In 2016, the Mariners were actually an above average team when facing a left-handed pitcher, boasting a 106 wRC+ as a team. But much of that performance was buoyed by Nelson Cruz, noted lefty masher. If you remove his stats from the team totals against southpaws, their wRC+ drops to 99. Dae-ho Lee and Franklin Gutierrez were excellent against lefties too, but because of the makeup of the roster, they became starters when facing a left-handed starting pitcher. That meant Scott Servais had very few right-handed options off the bench if he needed a late inning pinch hitter or if a starter was dealing with a minor injury.
Over the last two years, the Mariners’ right-handed depth has been just barely over replacement level and has been more than 20% below league average at the plate. (The table below excludes Dae-Ho Lee and Franklin Gutierrez from the 2016 total because they were platooned so heavily they could be considered nominal starters.)
When players like Luis Sardinas, Daniel Robertson, and Stefen Romero are providing this kind of depth, it’s no surprise the Mariner have had such poor performances against left-handed pitching. What’s also telling is the number of plate appearances the Mariners received from their right-handed depth in 2016—more than 700 fewer than in 2015. Most of these missing plate appearances went to Lee and Gutierrez who were already playing regularly against lefties. Including their numbers raises the collective performance of the group but the rigid playing time limitations limited the flexibility of the roster.
With the additions of Ruiz, Shaffer, and Motter, the Mariners have added three players who could capably fill in at a number of positions. Besides the value their flexibility provides, these three players project to hit better than their counterparts from the last two years. Using the Steamer projections from FanGraphs, here’s the cumulative line for the seven right-handed depth players on the 40-man roster.
The WAR total is boosted by Ruiz’s positional adjustment and the improvement might seem slim, but every little edge counts. Both Shaffer and Motter are young and possess multiple minor league options. They may move the needle just slightly, but considering the dearth of right-handed depth this team has seen the past few years, they’re a welcome sight.
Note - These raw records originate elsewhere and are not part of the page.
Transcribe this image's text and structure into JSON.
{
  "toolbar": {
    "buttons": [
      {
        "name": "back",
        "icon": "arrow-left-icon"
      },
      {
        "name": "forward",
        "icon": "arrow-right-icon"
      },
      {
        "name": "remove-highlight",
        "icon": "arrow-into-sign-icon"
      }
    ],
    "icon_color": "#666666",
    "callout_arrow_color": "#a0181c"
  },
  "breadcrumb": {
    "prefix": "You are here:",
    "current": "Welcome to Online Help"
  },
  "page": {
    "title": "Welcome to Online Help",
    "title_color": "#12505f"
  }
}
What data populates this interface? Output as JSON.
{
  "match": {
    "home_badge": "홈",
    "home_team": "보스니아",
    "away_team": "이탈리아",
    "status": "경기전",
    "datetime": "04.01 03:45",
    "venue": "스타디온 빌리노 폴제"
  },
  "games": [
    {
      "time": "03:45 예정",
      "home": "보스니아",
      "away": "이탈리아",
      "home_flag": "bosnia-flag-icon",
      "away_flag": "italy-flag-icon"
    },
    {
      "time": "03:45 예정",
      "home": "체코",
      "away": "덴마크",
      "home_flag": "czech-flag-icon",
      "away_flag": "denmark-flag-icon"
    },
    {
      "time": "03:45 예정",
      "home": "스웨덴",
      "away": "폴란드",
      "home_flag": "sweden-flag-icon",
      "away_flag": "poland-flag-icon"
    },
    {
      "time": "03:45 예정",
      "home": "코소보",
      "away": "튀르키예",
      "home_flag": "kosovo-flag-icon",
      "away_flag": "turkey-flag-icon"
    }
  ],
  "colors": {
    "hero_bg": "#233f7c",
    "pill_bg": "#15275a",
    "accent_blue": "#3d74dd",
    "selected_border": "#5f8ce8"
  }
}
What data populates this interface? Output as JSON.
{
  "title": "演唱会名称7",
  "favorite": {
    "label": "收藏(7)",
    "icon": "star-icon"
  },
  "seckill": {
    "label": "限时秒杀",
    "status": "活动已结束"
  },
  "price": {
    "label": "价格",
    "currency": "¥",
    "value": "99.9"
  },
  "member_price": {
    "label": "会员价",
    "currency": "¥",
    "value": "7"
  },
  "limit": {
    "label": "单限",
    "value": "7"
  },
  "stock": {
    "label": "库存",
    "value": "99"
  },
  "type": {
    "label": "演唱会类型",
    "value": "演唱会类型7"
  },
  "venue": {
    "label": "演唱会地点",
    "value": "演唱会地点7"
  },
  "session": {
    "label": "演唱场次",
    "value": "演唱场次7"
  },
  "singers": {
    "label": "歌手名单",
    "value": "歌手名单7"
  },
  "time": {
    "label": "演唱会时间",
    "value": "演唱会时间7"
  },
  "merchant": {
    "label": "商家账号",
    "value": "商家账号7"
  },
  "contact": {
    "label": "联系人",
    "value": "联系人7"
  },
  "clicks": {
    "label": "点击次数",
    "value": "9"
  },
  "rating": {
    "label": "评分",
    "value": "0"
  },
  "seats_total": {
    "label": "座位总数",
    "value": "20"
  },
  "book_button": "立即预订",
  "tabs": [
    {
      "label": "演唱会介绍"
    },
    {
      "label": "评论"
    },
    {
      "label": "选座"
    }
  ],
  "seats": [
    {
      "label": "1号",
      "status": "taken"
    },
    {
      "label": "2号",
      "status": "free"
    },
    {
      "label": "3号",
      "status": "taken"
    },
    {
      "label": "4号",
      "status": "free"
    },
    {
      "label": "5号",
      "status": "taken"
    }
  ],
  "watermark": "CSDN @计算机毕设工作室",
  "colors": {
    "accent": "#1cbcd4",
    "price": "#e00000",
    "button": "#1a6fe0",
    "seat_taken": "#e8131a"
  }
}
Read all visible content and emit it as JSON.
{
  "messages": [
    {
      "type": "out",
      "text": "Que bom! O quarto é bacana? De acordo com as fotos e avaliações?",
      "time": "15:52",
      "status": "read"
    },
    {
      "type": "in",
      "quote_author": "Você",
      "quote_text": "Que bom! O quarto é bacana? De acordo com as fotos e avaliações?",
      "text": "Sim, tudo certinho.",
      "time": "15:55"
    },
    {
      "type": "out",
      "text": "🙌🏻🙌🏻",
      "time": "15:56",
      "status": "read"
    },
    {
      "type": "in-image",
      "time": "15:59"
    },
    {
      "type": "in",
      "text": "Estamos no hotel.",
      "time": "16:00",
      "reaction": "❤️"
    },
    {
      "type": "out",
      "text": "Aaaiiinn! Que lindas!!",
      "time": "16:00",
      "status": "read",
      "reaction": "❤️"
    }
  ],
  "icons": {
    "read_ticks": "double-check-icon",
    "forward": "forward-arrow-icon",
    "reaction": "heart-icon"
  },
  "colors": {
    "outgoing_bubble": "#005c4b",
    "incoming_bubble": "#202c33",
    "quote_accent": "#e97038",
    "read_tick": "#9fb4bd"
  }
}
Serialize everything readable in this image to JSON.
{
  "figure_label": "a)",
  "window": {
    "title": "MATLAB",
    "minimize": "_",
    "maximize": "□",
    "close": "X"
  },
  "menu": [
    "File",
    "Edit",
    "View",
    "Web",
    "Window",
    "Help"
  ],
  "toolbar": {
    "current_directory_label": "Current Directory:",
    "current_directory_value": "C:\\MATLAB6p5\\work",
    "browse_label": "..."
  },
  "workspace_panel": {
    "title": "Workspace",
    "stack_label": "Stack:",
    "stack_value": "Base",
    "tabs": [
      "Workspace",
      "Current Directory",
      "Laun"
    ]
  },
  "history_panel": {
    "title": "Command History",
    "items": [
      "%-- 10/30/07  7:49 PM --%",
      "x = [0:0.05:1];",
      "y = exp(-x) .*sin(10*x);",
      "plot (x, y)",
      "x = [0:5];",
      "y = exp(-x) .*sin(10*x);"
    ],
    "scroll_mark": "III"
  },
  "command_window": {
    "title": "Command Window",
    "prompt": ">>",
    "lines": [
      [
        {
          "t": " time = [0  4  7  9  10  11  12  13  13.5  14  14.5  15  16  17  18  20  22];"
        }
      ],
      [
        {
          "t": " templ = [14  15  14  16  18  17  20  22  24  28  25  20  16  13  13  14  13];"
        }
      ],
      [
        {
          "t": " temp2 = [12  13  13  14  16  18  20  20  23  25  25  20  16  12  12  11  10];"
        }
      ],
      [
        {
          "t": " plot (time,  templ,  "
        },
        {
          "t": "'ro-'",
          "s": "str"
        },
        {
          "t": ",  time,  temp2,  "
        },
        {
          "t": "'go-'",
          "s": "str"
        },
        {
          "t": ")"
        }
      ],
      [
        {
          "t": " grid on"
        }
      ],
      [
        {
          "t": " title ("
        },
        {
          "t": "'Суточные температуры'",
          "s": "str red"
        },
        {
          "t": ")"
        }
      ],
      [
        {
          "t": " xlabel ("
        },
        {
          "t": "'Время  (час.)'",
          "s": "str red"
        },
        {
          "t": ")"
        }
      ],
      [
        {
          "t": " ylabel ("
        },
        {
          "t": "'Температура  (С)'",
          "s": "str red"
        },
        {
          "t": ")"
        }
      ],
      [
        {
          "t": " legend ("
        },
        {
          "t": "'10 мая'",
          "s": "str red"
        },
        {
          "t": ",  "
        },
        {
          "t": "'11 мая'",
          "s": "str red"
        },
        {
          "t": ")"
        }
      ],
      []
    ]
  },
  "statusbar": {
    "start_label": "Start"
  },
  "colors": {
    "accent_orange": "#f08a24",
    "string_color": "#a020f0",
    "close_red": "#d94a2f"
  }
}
Dipoto isn’t nearly done shaping the Mariners’ roster. There are still a number of holes that need to be filled. But early in this offseason he identified a need to field a more balanced lineup. He’s filled it with capable players while increasing the overall flexibility of the roster. Jack Zdurienck was completely unsuccessful when making these types of moves and that lack of depth sunk the Mariners time and time again. Acquiring depth pieces may not make for exciting headlines and they probably won’t push the Mariners into pole position in the AL West, but they do raise the floor of the roster mitigating the attrition suffered during a 162-game schedule.